Say what you will about him, but no other PCSSD superintendent ever supported Jacksonville’s effort to break away. The others always chose to continue the ignore-and-neglect strategy instead of doing the hard work of addressing what Jacksonville needed — at least three new schools and millions more in repairs.

Indeed, Jacksonville owes Guess a lot. It’s not likely the new district could have gotten more out of the deal or would have ever been released from PCSSD without his approval.

Jacksonville schools will be fully independent on July 1, 2016. That’s something to look forward to and an important factor to keep in mind when school board elections are held on Sept. 16.

There are three competitive races: Ron McDaniel vs. Celeste Williams, Richard Moss vs. Marcia Dornblaser, and a three-way race with Jim Moore, Jerry Reichenbach and Barry Roper.

Four other races are uncontested: Board President Daniel Gray is running for the at-large Position 1 seat; board secretary Carol Denise Miles is seeking the Zone 2 spot; board member LaConda Watson is after the Zone 4 seat; and Dena Toney is unopposed for the Zone 5 seat.

The candidates should steer clear of the divisiveness of the past. Positivity should be embraced as should open discussions about where schools should be built, how to pay for them, whether a millage increase is needed and what the new high school’s mascot should be.

The school board election should be treated as a new beginning of Jacksonville’s civic life as well as for its schools.

The Jacksonville detachment is a win-win situation. It will allow Jacksonville to build new schools with the state covering half the cost. It also lets PCSSD concentrate its resources on improving or replacing fewer schools.

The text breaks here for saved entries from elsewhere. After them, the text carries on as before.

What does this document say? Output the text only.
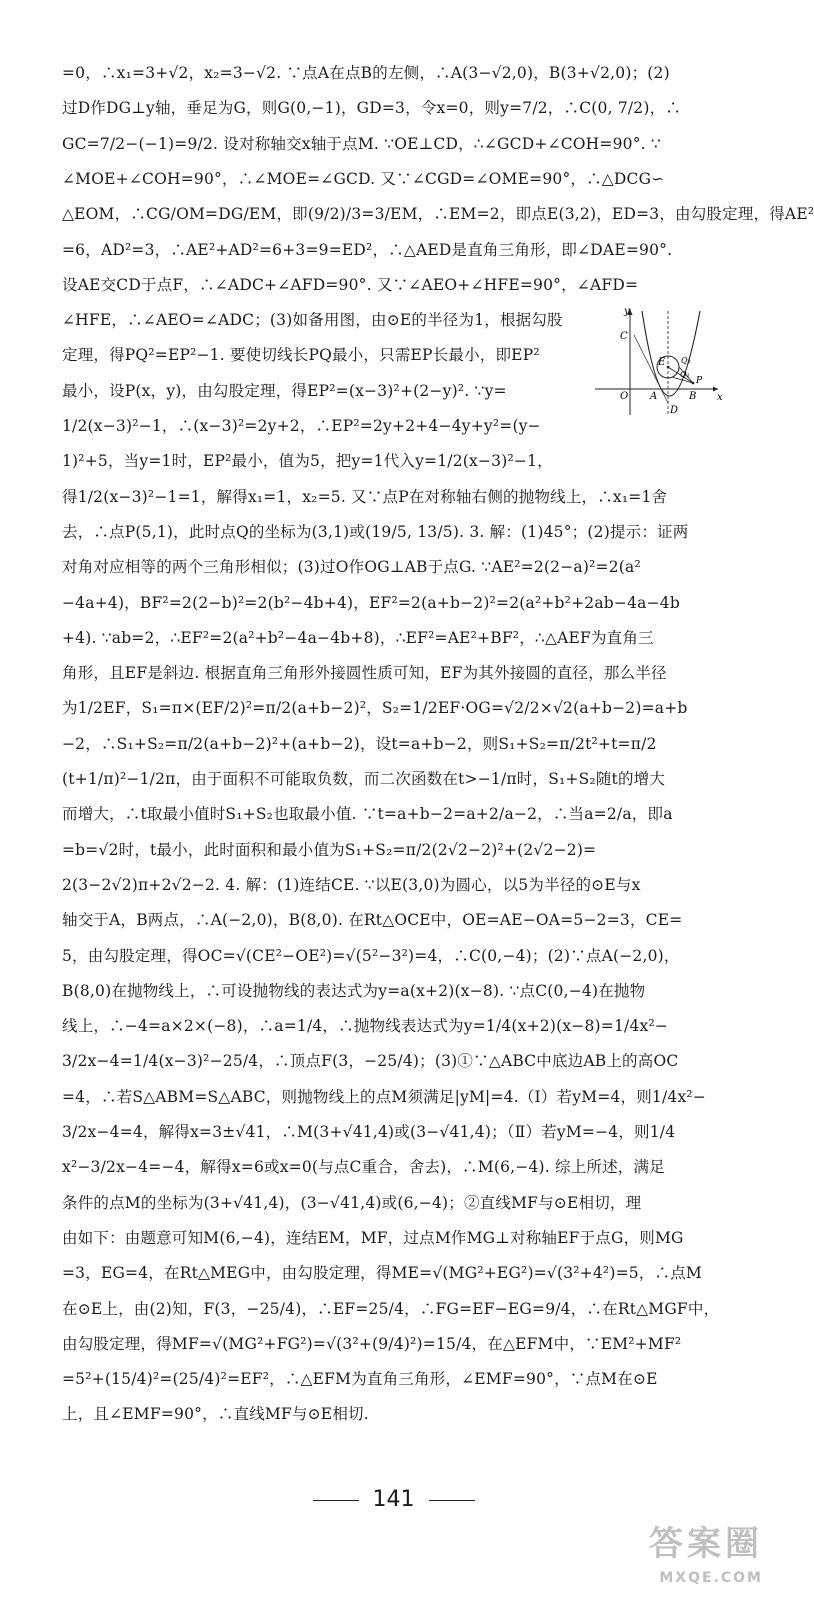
=0，∴x₁=3+√2，x₂=3−√2. ∵点A在点B的左侧，∴A(3−√2,0)，B(3+√2,0)；(2)
过D作DG⊥y轴，垂足为G，则G(0,−1)，GD=3，令x=0，则y=7/2，∴C(0, 7/2)，∴
GC=7/2−(−1)=9/2. 设对称轴交x轴于点M. ∵OE⊥CD，∴∠GCD+∠COH=90°. ∵
∠MOE+∠COH=90°，∴∠MOE=∠GCD. 又∵∠CGD=∠OME=90°，∴△DCG∽
△EOM，∴CG/OM=DG/EM，即(9/2)/3=3/EM，∴EM=2，即点E(3,2)，ED=3，由勾股定理，得AE²
=6，AD²=3，∴AE²+AD²=6+3=9=ED²，∴△AED是直角三角形，即∠DAE=90°.
设AE交CD于点F，∴∠ADC+∠AFD=90°. 又∵∠AEO+∠HFE=90°，∠AFD=
∠HFE，∴∠AEO=∠ADC；(3)如备用图，由⊙E的半径为1，根据勾股
定理，得PQ²=EP²−1. 要使切线长PQ最小，只需EP长最小，即EP²
最小，设P(x，y)，由勾股定理，得EP²=(x−3)²+(2−y)². ∵y=
1/2(x−3)²−1，∴(x−3)²=2y+2，∴EP²=2y+2+4−4y+y²=(y−
1)²+5，当y=1时，EP²最小，值为5，把y=1代入y=1/2(x−3)²−1，
得1/2(x−3)²−1=1，解得x₁=1，x₂=5. 又∵点P在对称轴右侧的抛物线上，∴x₁=1舍
去，∴点P(5,1)，此时点Q的坐标为(3,1)或(19/5, 13/5). 3. 解：(1)45°；(2)提示：证两
对角对应相等的两个三角形相似；(3)过O作OG⊥AB于点G. ∵AE²=2(2−a)²=2(a²
−4a+4)，BF²=2(2−b)²=2(b²−4b+4)，EF²=2(a+b−2)²=2(a²+b²+2ab−4a−4b
+4). ∵ab=2，∴EF²=2(a²+b²−4a−4b+8)，∴EF²=AE²+BF²，∴△AEF为直角三
角形，且EF是斜边. 根据直角三角形外接圆性质可知，EF为其外接圆的直径，那么半径
为1/2EF，S₁=π×(EF/2)²=π/2(a+b−2)²，S₂=1/2EF·OG=√2/2×√2(a+b−2)=a+b
−2，∴S₁+S₂=π/2(a+b−2)²+(a+b−2)，设t=a+b−2，则S₁+S₂=π/2t²+t=π/2
(t+1/π)²−1/2π，由于面积不可能取负数，而二次函数在t>−1/π时，S₁+S₂随t的增大
而增大，∴t取最小值时S₁+S₂也取最小值. ∵t=a+b−2=a+2/a−2，∴当a=2/a，即a
=b=√2时，t最小，此时面积和最小值为S₁+S₂=π/2(2√2−2)²+(2√2−2)=
2(3−2√2)π+2√2−2. 4. 解：(1)连结CE. ∵以E(3,0)为圆心，以5为半径的⊙E与x
轴交于A，B两点，∴A(−2,0)，B(8,0). 在Rt△OCE中，OE=AE−OA=5−2=3，CE=
5，由勾股定理，得OC=√(CE²−OE²)=√(5²−3²)=4，∴C(0,−4)；(2)∵点A(−2,0)，
B(8,0)在抛物线上，∴可设抛物线的表达式为y=a(x+2)(x−8). ∵点C(0,−4)在抛物
线上，∴−4=a×2×(−8)，∴a=1/4，∴抛物线表达式为y=1/4(x+2)(x−8)=1/4x²−
3/2x−4=1/4(x−3)²−25/4，∴顶点F(3，−25/4)；(3)①∵△ABC中底边AB上的高OC
=4，∴若S△ABM=S△ABC，则抛物线上的点M须满足|yM|=4.（Ⅰ）若yM=4，则1/4x²−
3/2x−4=4，解得x=3±√41，∴M(3+√41,4)或(3−√41,4)；（Ⅱ）若yM=−4，则1/4
x²−3/2x−4=−4，解得x=6或x=0(与点C重合，舍去)，∴M(6,−4). 综上所述，满足
条件的点M的坐标为(3+√41,4)，(3−√41,4)或(6,−4)；②直线MF与⊙E相切，理
由如下：由题意可知M(6,−4)，连结EM，MF，过点M作MG⊥对称轴EF于点G，则MG
=3，EG=4，在Rt△MEG中，由勾股定理，得ME=√(MG²+EG²)=√(3²+4²)=5，∴点M
在⊙E上，由(2)知，F(3，−25/4)，∴EF=25/4，∴FG=EF−EG=9/4，∴在Rt△MGF中，
由勾股定理，得MF=√(MG²+FG²)=√(3²+(9/4)²)=15/4，在△EFM中，∵EM²+MF²
=5²+(15/4)²=(25/4)²=EF²，∴△EFM为直角三角形，∠EMF=90°，∵点M在⊙E
上，且∠EMF=90°，∴直线MF与⊙E相切.
y
x
O A	B
C
D
E
P
Q₁
Q₂
141
答案圈
MXQE.COM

Good school buildings are probably the most difficult hurdle to achieving unitary status, and both districts will continue to answer to the federal courts until they provide the same quality of education for all of their students.

The Jacksonville detachment, because of the opportunity to improve all facilities faster, is the keystone to solving the desegregation conundrum.

Jacksonville Superintendent Tony Wood told the school board Monday he plans to hire an architect and a construction firm to begin the rebuilding process right away.

This new district is taking shape fast.